Matsuzaki A, Ishii E, Okamura J, Eguchi H, Yoshida N, Yanai F, Inoue T, Miyake K, Ishihara T, Tsuboi C
Department of Pediatrics, Kyushu University, Fukuoka, Japan.
Med Pediatr Oncol. 1996 Jan;26(1):10-9. doi: 10.1002/(SICI)1096-911X(199601)26:1<10::AID-MPO2>3.0.CO;2-Y.

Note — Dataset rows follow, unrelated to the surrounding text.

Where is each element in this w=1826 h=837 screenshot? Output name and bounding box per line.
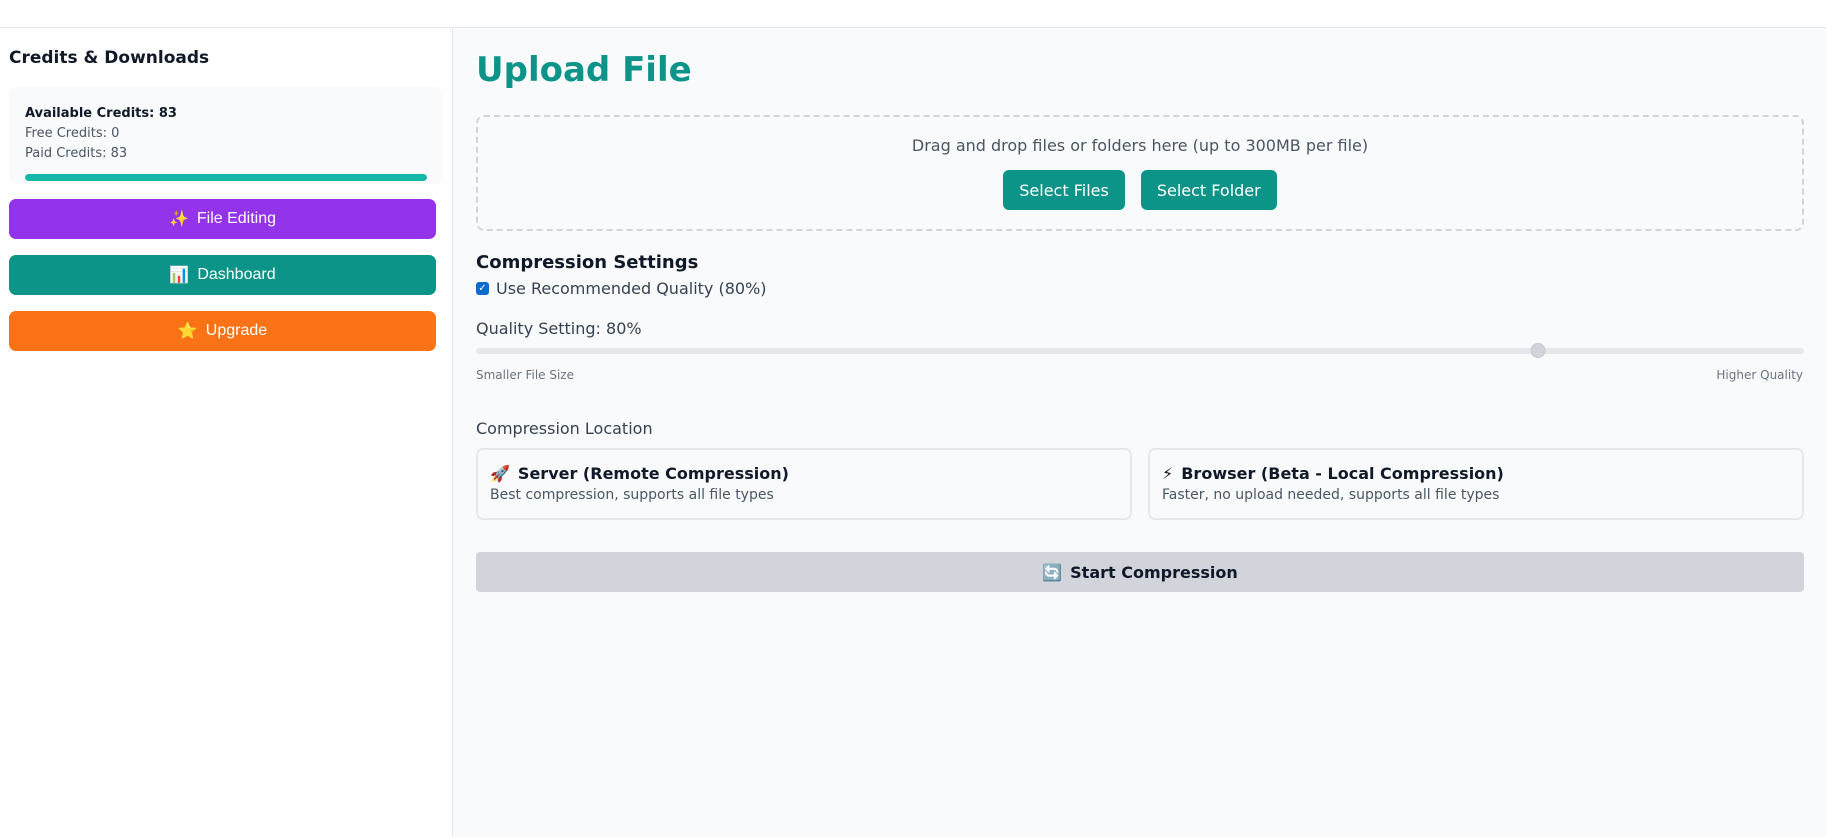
server-option-title: Server (Remote Compression) [517,464,789,483]
sidebar: Credits & Downloads Available Credits: 8… [0,28,453,837]
quality-slider-track[interactable] [476,348,1804,354]
select-files-button[interactable]: Select Files [1003,170,1125,210]
compression-settings-title: Compression Settings [476,252,699,273]
top-bar [0,0,1826,28]
browser-option-title: Browser (Beta - Local Compression) [1181,464,1504,483]
free-credits: Free Credits: 0 [25,126,120,141]
browser-compression-option[interactable]: ⚡ Browser (Beta - Local Compression) Fas… [1148,448,1804,520]
credits-card: Available Credits: 83 Free Credits: 0 Pa… [9,87,443,184]
dropzone-text: Drag and drop files or folders here (up … [911,136,1369,155]
recommended-quality-row[interactable]: ✓ Use Recommended Quality (80%) [476,279,767,298]
quality-slider[interactable] [476,342,1804,360]
browser-option-description: Faster, no upload needed, supports all f… [1162,487,1500,503]
dashboard-label: Dashboard [197,266,276,283]
compression-location-label: Compression Location [476,419,653,438]
server-option-description: Best compression, supports all file type… [490,487,774,503]
upgrade-button[interactable]: ⭐ Upgrade [9,311,436,351]
main-content: Upload File Drag and drop files or folde… [453,28,1826,837]
slider-min-label: Smaller File Size [476,368,574,382]
start-compression-button[interactable]: 🔄 Start Compression [476,552,1804,592]
dashboard-button[interactable]: 📊 Dashboard [9,255,436,295]
server-option-title-row: 🚀 Server (Remote Compression) [490,464,1118,483]
recommended-quality-checkbox[interactable]: ✓ [476,282,489,295]
server-compression-option[interactable]: 🚀 Server (Remote Compression) Best compr… [476,448,1132,520]
quality-slider-thumb[interactable] [1530,343,1546,358]
sparkles-icon: ✨ [168,211,189,228]
refresh-icon: 🔄 [1042,562,1063,582]
file-dropzone[interactable]: Drag and drop files or folders here (up … [476,115,1804,231]
bar-chart-icon: 📊 [169,267,190,284]
browser-option-title-row: ⚡ Browser (Beta - Local Compression) [1162,464,1790,483]
rocket-icon: 🚀 [490,464,510,483]
slider-max-label: Higher Quality [1716,368,1803,382]
paid-credits: Paid Credits: 83 [25,146,128,161]
page-title: Upload File [476,50,692,90]
upgrade-label: Upgrade [205,322,268,339]
credits-progress-fill [25,174,427,181]
file-editing-button[interactable]: ✨ File Editing [9,199,436,239]
available-credits: Available Credits: 83 [25,106,177,121]
recommended-quality-label: Use Recommended Quality (80%) [496,279,767,298]
file-editing-label: File Editing [196,210,277,227]
sidebar-title: Credits & Downloads [9,48,210,68]
select-folder-button[interactable]: Select Folder [1140,170,1277,210]
star-icon: ⭐ [177,323,198,340]
quality-setting-label: Quality Setting: 80% [476,319,642,338]
dropzone-buttons: Select Files Select Folder [478,170,1802,210]
lightning-icon: ⚡ [1162,464,1174,483]
start-compression-label: Start Compression [1070,562,1238,582]
credits-progress-bar [25,174,427,181]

A total of 125 children, who were diagnosed as having high-risk acute lymphoblastic leukemia (ALL), were treated with two consecutive protocols designated as AL851 (1985-1988) and ALHR88 (1988-1990). All patients received induction therapy consisting of vincristine (VCR), prednisolone (PSL), daunorubicin (DNR), and I-asparaginase (I-Asp). In the ALHR88 protocol, the patients whose blasts in the bone marrow (BM) were > or = 25% on day 14 of induction therapy and who were classified into T-cell type received additional cytosine arabinoside (AraC). After consolidation with intermediate-dose methotrexate (MTX), reinduction therapy including VCR, dexamethasone, and adriamycin followed by high-dose AraC was done for all patients. Intrathecal MTX and 24Gy of cranial irradiation were used to prevent central nervous system leukemia. A maintenance therapy consisting of 6-mercaptopurine, cyclophosphamide, MTX, DNR, VCR, and AraC was administered for 3 years after achieving a complete remission (CR). CR was achieved in 51/55 (92.7%) for AL851 and 68/70 (97.1%) for ALHR88. The 5-year event-free survival rates were 49.1 +/- 6.7% in AL851 and 62.5 +/- 6.1% in ALHR88. The factors related to a poor prognosis were a high initial leukocyte count of greater than 50 x 10(9)/L (P < 0.001), an L2 morphology of leukemic cells by FAB classification (P = 0.009), the chromosomal abnormality (P = 0.004) and high residual leukemic cells in BM (> or = 25%) on day 14 of induction therapy (P < 0.001). Taking these factors into consideration, more intensive protocols were started in 1990 for the patients with high-risk ALL.
共有125名被诊断为高危急性淋巴细胞白血病(ALL)的儿童接受了两个连续方案的治疗,这两个方案分别为AL851(1985 - 1988年)和ALHR88(1988 - 1990年)。所有患者均接受了由长春新碱(VCR)、泼尼松龙(PSL)、柔红霉素(DNR)和左旋门冬酰胺酶(I - Asp)组成的诱导治疗。在ALHR88方案中,诱导治疗第14天骨髓(BM)原始细胞≥25%且被分类为T细胞型的患者接受了额外的阿糖胞苷(AraC)治疗。在采用中剂量甲氨蝶呤(MTX)巩固治疗后,所有患者均进行了包括VCR、地塞米松和阿霉素在内的再诱导治疗,随后给予大剂量AraC。鞘内注射MTX和24Gy的颅脑照射用于预防中枢神经系统白血病。在达到完全缓解(CR)后,给予由6 - 巯基嘌呤、环磷酰胺、MTX、DNR、VCR和AraC组成的维持治疗3年。AL851方案中51/55(92.7%)的患者达到CR,ALHR88方案中68/70(97.1%)的患者达到CR。AL851方案的5年无事件生存率为49.1±6.7%,ALHR88方案为62.5±6.1%。与预后不良相关的因素包括初始白细胞计数高于50×10⁹/L(P < 0.001)、FAB分类中白血病细胞的L2形态(P = 0.009)、染色体异常(P = 0.004)以及诱导治疗第14天骨髓中残留白血病细胞≥25%(P < 0.001)。考虑到这些因素,1990年开始为高危ALL患者采用更强化的方案。